Städtebau und Einzelhandel: Krisen öffnen neue Räume

Dichtere Städte sind bessere Städte, meint der Berliner Architekt Eike Becker. Ein Gespräch über lebendige Erdgeschosse und Gründerzeitviertel

Herr Becker, wir sprechen im Jahr des 100-jährigen Bestehens von Groß-Berlin und 75 Jahre nach Kriegsende. Mit Corona stehen Großstädte wieder vor einem Umbruch. Was lässt sich aus früheren, ähnlichen Phasen, die Berlin durchlebt hat, lernen?

Das ist eine tolle Frage! In Umbruchphasen kann man lernen, dass man den Umbruch auch bewältigen kann. Umbrüche stellen das Bisherige infrage. Das führt zu Neubewertungen und zwingt zu möglicherweise radikaleren Antworten. Das wird auch in der Pandemie so sein.

Wie weit ist eine Stadt denn plan- und wandelbar? Das soziale Zusammenleben muss ja auch seine Entsprechung finden in einer Stadtstruktur.

Städte sind jeweils Abbilder ihrer Gesellschaften. Wenn sich die Gesellschaften verändern, verändern sich auch die Städte. Wie wir arbeiten, wohnen, kommunizieren, einkaufen und wie wir unsere Freizeit verbringen, bildet sich im Stadtkörper ab. Städte entstehen zwar in längeren Zeiträumen, aber diese Krise zeigt auch, wie schnell alles anders sein kann.

„Der Spiegel“ publizierte vor einigen Wochen eine Story über den „Totentanz in der City“. Hauptthese: Die Coronakrise beschleunigt das Sterben der Innenstädte bzw. Geschäftsstraßen. Restaurants und Kneipen darben, Malls haben deutlich weniger Besucher, Bürokomplexe werden obsolet, wenn mehr und mehr Menschen im Homeoffice arbeiten. Die wirtschaftlichen Folgen sind beträchtlich. Doch was wird aus der Gebäudestruktur – wie funktioniert Stadtumbau?

Schon seit Langem stellt sich die Frage, wie Erdgeschosse genutzt werden können, damit sie Menschen besser zusammenbringen. Was mich in diesem Zusammenhang interessiert, sind Überkreuzungen. Wir sehen das bereits im Bürobau. Was passiert, wenn da mal die Prinzipien vom Hotelbau mit dem Bürobau gekreuzt werden? Oder Büro und Wohnen oder Wohnen und Hotel? Oder Ladenfläche und Büro, Wohnen, Kantine, Sport, Café, Seminar, Werkstatt, Atelier, Sharing-Hub, usw.? Dabei kommen an den Rändern und den Überlappungen interessante und vielleicht neuartige Konstellationen zustande. Vorrangig mit dem Ziel, lebendige, abwechslungsreiche Erdgeschosse zu bekommen, in denen Menschen sich begegnen. Da sind neue Ideen gefragt. Innenstädte, Quartiere, Plätze, Straßen könnten zum Beispiel von Quartiersmanagern kuratiert werden und Erdgeschossflächen nach Konzept vergeben.
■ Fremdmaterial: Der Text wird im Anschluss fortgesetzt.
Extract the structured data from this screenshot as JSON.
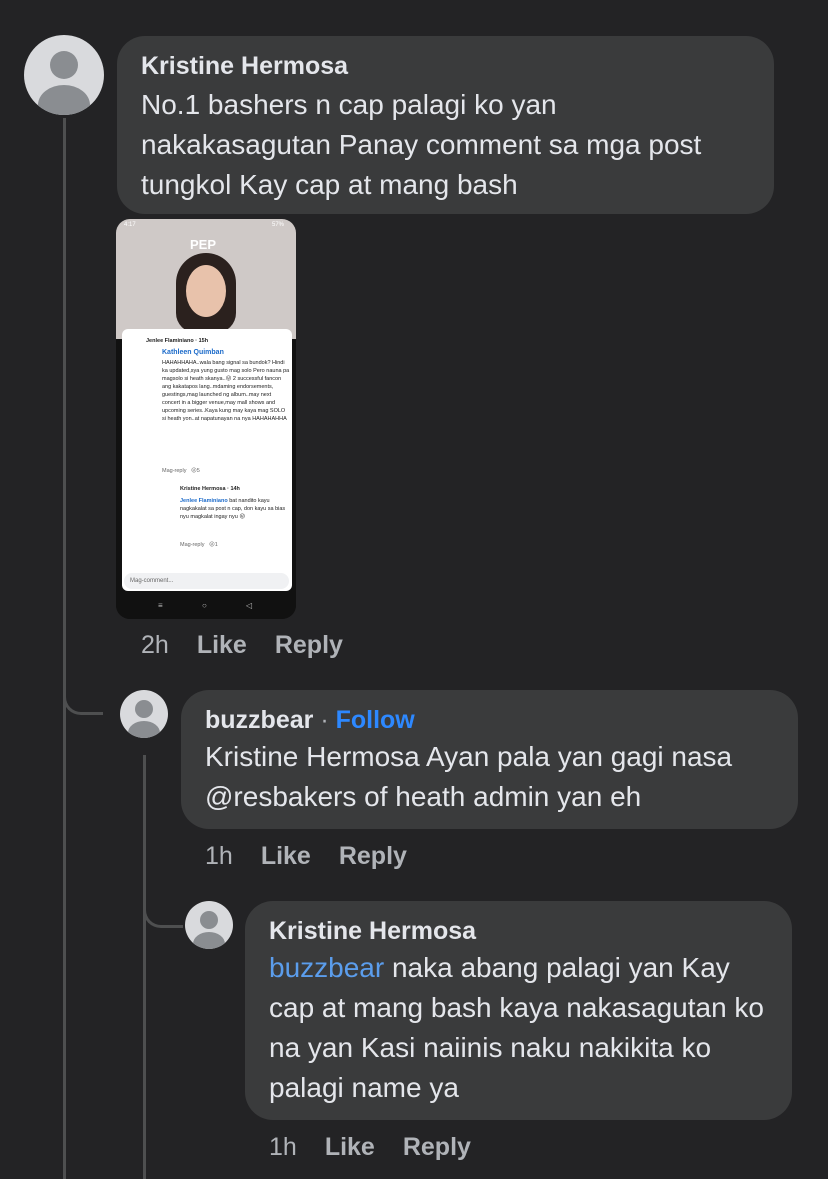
{
  "comments": [
    {
      "author": "Kristine Hermosa",
      "text": "No.1 bashers n cap palagi ko yan nakakasagutan Panay comment sa mga post tungkol Kay cap at mang bash",
      "time": "2h",
      "like": "Like",
      "reply": "Reply"
    },
    {
      "author": "buzzbear",
      "separator": "·",
      "follow": "Follow",
      "text": "Kristine Hermosa Ayan pala yan gagi nasa @resbakers of heath admin yan eh",
      "time": "1h",
      "like": "Like",
      "reply": "Reply"
    },
    {
      "author": "Kristine Hermosa",
      "mention": "buzzbear",
      "text": " naka abang palagi yan Kay cap at mang bash kaya nakasagutan ko na yan Kasi naiinis naku nakikita ko palagi name ya",
      "time": "1h",
      "like": "Like",
      "reply": "Reply"
    }
  ],
  "attachment": {
    "status_time": "4:17",
    "status_battery": "57%",
    "logo": "PEP",
    "c1_author": "Jenlee Flaminiano",
    "c1_time": "15h",
    "c1_mention": "Kathleen Quimban",
    "c1_text": "HAHAHHAHA..wala bang signal sa bundok? Hindi ka updated,sya yung gusto mag solo Pero nauna pa magsolo si heath skanya..😜 2 successful fancon ang kakatapos lang..mdaming endorsements, guestings,mag launched ng album..may next concert in a bigger venue,may mall shows and upcoming series..Kaya kung may kaya mag SOLO si heath yon..at napatunayan na nya HAHAHAHHA",
    "c1_reply": "Mag-reply",
    "c1_count": "5",
    "c2_author": "Kristine Hermosa",
    "c2_time": "14h",
    "c2_mention": "Jenlee Flaminiano",
    "c2_text": " bat nandito kayu nagkakalat sa post n cap, don kayu sa bias nyu magkalat ingay nyu 😜",
    "c2_reply": "Mag-reply",
    "c2_count": "1",
    "input_placeholder": "Mag-comment..."
  }
}
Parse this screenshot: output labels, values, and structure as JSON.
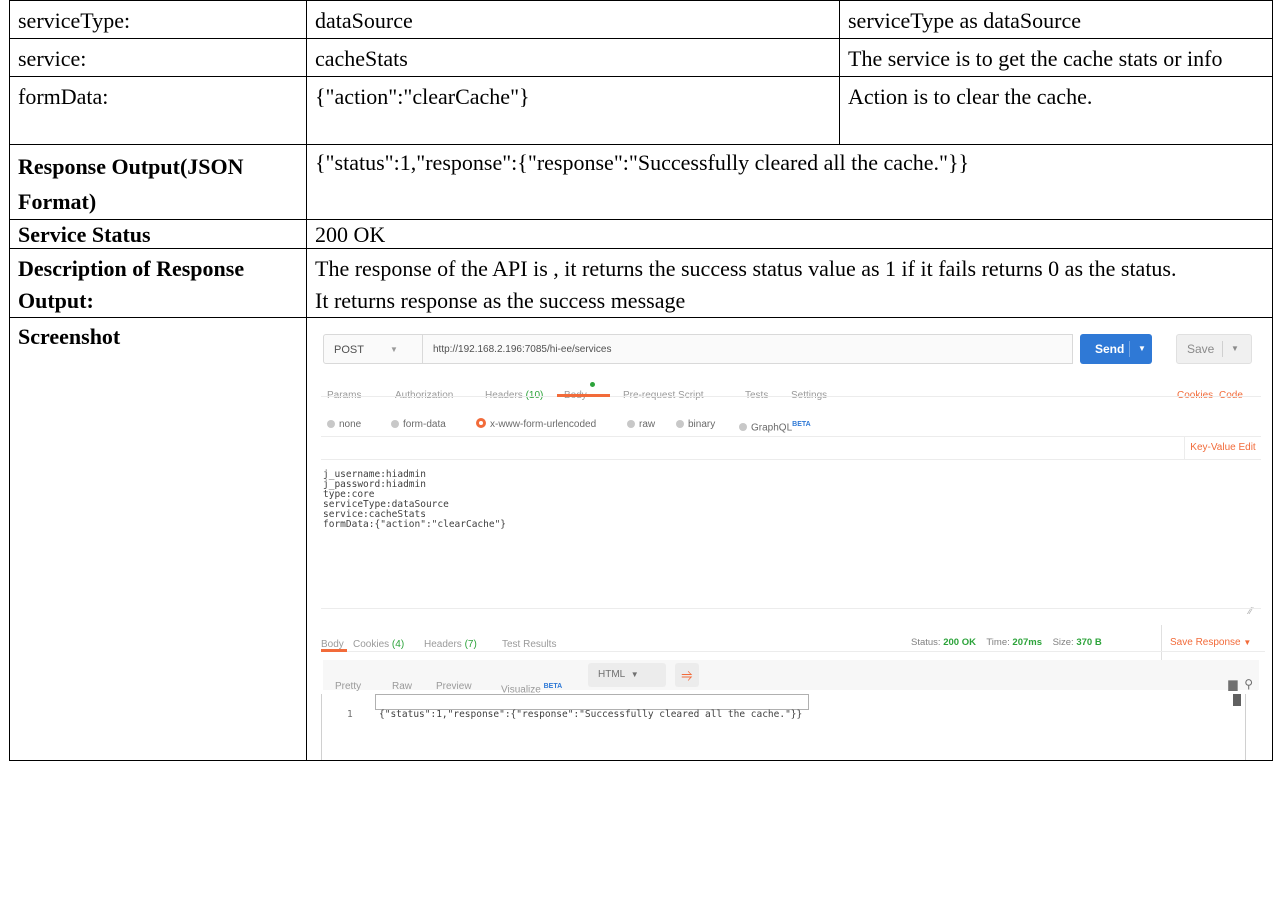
{
  "rows": [
    {
      "label": "serviceType:",
      "value": "dataSource",
      "desc": "serviceType as dataSource"
    },
    {
      "label": "service:",
      "value": "cacheStats",
      "desc": "The service is to get the cache stats or info"
    },
    {
      "label": "formData:",
      "value": "{\"action\":\"clearCache\"}",
      "desc": "Action is to clear the cache."
    }
  ],
  "response_output": {
    "label": "Response Output(JSON Format)",
    "value": "{\"status\":1,\"response\":{\"response\":\"Successfully cleared all the cache.\"}}"
  },
  "service_status": {
    "label": "Service Status",
    "value": "200 OK"
  },
  "description": {
    "label": "Description of Response Output:",
    "line1": "The response of the API is , it returns the success status value as 1 if it fails returns 0 as the status.",
    "line2": "It returns response as the success message"
  },
  "screenshot": {
    "label": "Screenshot"
  },
  "postman": {
    "method": "POST",
    "url": "http://192.168.2.196:7085/hi-ee/services",
    "send": "Send",
    "save": "Save",
    "tabs": {
      "params": "Params",
      "authorization": "Authorization",
      "headers": "Headers",
      "headers_count": "(10)",
      "body": "Body",
      "prerequest": "Pre-request Script",
      "tests": "Tests",
      "settings": "Settings",
      "cookies": "Cookies",
      "code": "Code"
    },
    "body_types": {
      "none": "none",
      "formdata": "form-data",
      "urlencoded": "x-www-form-urlencoded",
      "raw": "raw",
      "binary": "binary",
      "graphql": "GraphQL",
      "beta": "BETA"
    },
    "key_value_edit": "Key-Value Edit",
    "body_lines": "j_username:hiadmin\nj_password:hiadmin\ntype:core\nserviceType:dataSource\nservice:cacheStats\nformData:{\"action\":\"clearCache\"}",
    "response_tabs": {
      "body": "Body",
      "cookies": "Cookies",
      "cookies_count": "(4)",
      "headers": "Headers",
      "headers_count": "(7)",
      "test_results": "Test Results"
    },
    "status": {
      "status_label": "Status:",
      "status_value": "200 OK",
      "time_label": "Time:",
      "time_value": "207ms",
      "size_label": "Size:",
      "size_value": "370 B"
    },
    "save_response": "Save Response",
    "view": {
      "pretty": "Pretty",
      "raw": "Raw",
      "preview": "Preview",
      "visualize": "Visualize",
      "beta": "BETA",
      "format": "HTML"
    },
    "response_line_number": "1",
    "response_text": "{\"status\":1,\"response\":{\"response\":\"Successfully cleared all the cache.\"}}"
  }
}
Es wird also einen stärkeren Nutzungsmix geben?

Der Einzelhandel tut sich schwer, ist mächtig unter Druck durch den Internethandel. Also, wie geht Lebendigkeit im Erdgeschoss auch anders? Vielleicht sogar besser? Wir realisieren gerade im Hafen von Offenbach ein Projekt, ein Holzmodulbau. Auf diesem Hafengelände gibt es einen bestehenden Boxclub, ein gemeinnütziger Verein, der sich um Jugendliche kümmert. Die integrieren wir jetzt im neuen Gebäude und auf dem Gelände. Es gibt einen neuen, öffentlichen Platz, der vom Boxclub betreut wird mit Boxring, Fitnessgeräten, Tischtennisplatten und Getränkeausschank für die gesamte Nachbarschaft. Natürlich gibt es auch Büros darüber. Diese Art von Mischung führt dazu, dass das Gebäude für alle viel nützlicher sein kann, als wenn es ein reines Bürogebäude wäre.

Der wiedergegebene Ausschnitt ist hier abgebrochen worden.